The Army's Schoomaker told reporters last week that a surge would make sense only under certain conditions. "We would not surge without a purpose," Schoomaker said. "And that purpose should be measurable."
Oh, and add this to the mix - "The Defense Department is thinking about a major buildup of U.S. Navy forces in the Gulf as a show of force against Iran, a senior defense official said Tuesday."
More of the same - the world WILL respect us. The next two years are laid out for all to see.
But what about the midterm elections? Didn't they change things?
E. J. Dionne in the Post argues they changed the fundamentals -
Maybe the tables have turned. It's not just the Joint Chiefs. There's something in the air.
It wasn't all that long ago that Democrats and liberals were said to be out of touch with "the real America," which was defined as encompassing the states that voted for President Bush in 2004, including the entire South.

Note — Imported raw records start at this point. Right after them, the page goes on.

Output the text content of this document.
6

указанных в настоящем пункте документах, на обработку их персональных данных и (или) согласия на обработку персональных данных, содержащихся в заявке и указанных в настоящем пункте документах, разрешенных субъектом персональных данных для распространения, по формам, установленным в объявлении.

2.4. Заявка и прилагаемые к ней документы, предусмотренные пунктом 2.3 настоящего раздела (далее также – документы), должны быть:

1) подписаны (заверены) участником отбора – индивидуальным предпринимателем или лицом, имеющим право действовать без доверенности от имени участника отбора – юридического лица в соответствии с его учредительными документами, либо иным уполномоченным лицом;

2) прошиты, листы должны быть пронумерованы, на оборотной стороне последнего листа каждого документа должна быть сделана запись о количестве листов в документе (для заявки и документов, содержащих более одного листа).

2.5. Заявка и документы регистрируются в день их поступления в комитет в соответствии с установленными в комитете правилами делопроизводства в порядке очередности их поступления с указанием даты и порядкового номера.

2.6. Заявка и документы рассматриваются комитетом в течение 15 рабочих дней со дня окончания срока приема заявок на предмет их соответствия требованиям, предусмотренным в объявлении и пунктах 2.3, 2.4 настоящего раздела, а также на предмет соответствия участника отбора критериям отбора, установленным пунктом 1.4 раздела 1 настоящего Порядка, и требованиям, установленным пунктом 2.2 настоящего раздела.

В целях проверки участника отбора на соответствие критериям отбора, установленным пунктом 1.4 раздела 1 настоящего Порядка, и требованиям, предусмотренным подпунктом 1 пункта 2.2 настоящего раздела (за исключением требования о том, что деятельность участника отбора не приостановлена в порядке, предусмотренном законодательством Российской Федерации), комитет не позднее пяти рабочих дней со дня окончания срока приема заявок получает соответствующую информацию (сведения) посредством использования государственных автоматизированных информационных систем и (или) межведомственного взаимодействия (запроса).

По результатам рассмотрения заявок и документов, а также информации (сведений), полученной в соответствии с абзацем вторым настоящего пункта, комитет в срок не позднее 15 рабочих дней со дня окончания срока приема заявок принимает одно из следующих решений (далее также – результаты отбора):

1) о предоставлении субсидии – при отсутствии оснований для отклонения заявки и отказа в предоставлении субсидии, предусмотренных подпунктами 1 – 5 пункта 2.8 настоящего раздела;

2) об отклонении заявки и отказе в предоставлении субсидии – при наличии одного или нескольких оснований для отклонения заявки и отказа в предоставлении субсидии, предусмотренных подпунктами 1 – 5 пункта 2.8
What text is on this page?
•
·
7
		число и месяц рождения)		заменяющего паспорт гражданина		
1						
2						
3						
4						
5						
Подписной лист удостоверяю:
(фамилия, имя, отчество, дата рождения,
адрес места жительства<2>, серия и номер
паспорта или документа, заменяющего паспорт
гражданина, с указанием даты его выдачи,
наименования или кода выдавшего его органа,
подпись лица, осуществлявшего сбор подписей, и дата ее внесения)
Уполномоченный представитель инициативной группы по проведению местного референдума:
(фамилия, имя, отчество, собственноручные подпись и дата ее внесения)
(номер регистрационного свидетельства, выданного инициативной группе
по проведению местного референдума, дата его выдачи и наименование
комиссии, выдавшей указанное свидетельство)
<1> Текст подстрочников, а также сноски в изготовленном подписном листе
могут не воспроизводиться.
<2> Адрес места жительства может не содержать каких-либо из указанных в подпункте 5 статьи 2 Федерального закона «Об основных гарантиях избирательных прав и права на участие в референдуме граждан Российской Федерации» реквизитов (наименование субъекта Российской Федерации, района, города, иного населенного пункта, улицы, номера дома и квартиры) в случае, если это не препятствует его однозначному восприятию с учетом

Democrats seemed to accept this definition of reality, and they struggled - often looking ridiculous in the process - to become fluent in NASCAR talk and to discuss religion with the inflections of a white Southern evangelicalism foreign to so many of them.
Now the conventional wisdom sees Republicans in danger of becoming merely a Southern regional party. Isn't it amazing how quickly the supposedly "real America" was transformed into a besieged conservative enclave out of touch with the rest of the country? Now religious moderates and liberals are speaking in their own tongues, and the free-thinking, down-to-earth citizens in the Rocky Mountain states are, in large numbers, fed up with right-wing ideology.
Only a few months ago, it was widely thought that accusing opponents of wanting to "cut and run" in Iraq would be enough to cast political enemies into an unpatriotic netherworld of wimps and "defeatocrats." Now the burden of proof is on those who claim that fighting in Iraq was a good idea and that the situation can be turned around.
It may be the kids -
Also note this -
In 1984 three exit polls pegged Ronald Reagan's share of the ballots cast by Americans under 30 at between 57 and 60 percent. Reagan-style conservatism seemed fresh, optimistic and innovative. In 2006 voters under 30 gave 60 percent of their votes to Democratic House candidates, according to the shared media exit poll. Conservatism now looks old, tired and ineffectual.
Markos Moulitsas Zúniga, the ridiculously influential "Kos," adds it up -
Speaking as a political scientist.... Generally speaking, the "you get more conservative as you get older" myth really is a myth. People's ideological/partisan identification doesn't change much after the age of 30. If someone votes for the same party three times in a row, they're hooked for life. It takes some earth-shattering to change after that.
People don't get more conservative as they get older, but they do get more rigid. What happens is that ideology acts as an informational screen - people shield out stuff that is inconsistent with their predispositions (which is why FOX News works). So as we get older, our attitudes get reinforced.
So liberals should NOT get happy if people who are under 30 are on the left, because the young are very volatile. But after thirty, it's smooth sailing.
And Kevin Drum chimes in - "Preach it, brother. If the 2006 election did nothing else, I hope it convinced the chattering classes that Iowa is no more the 'real America' than California is. We'll see."
The youth vote turned out heavily in favor of Kerry and Democrats this year. If we can hold them in 2008 - and it's critical that the Democratic Congress and our 2008 nominee speak to this demographic - then we've got ourselves a massive demographic advantage over the coming decades.
Couple that with the fact that Darwinian capitalism is under attack, the war is a mess, people are tiring of having Christian fundamentalist morality shoved down their throats, and conservatism is nothing but a cesspool of corruption, and we're seeing the seeds of a solid governing progressive majority emerging in the next few election cycles.
In the meantime, there's a war to escalate. There seems no way to stop that.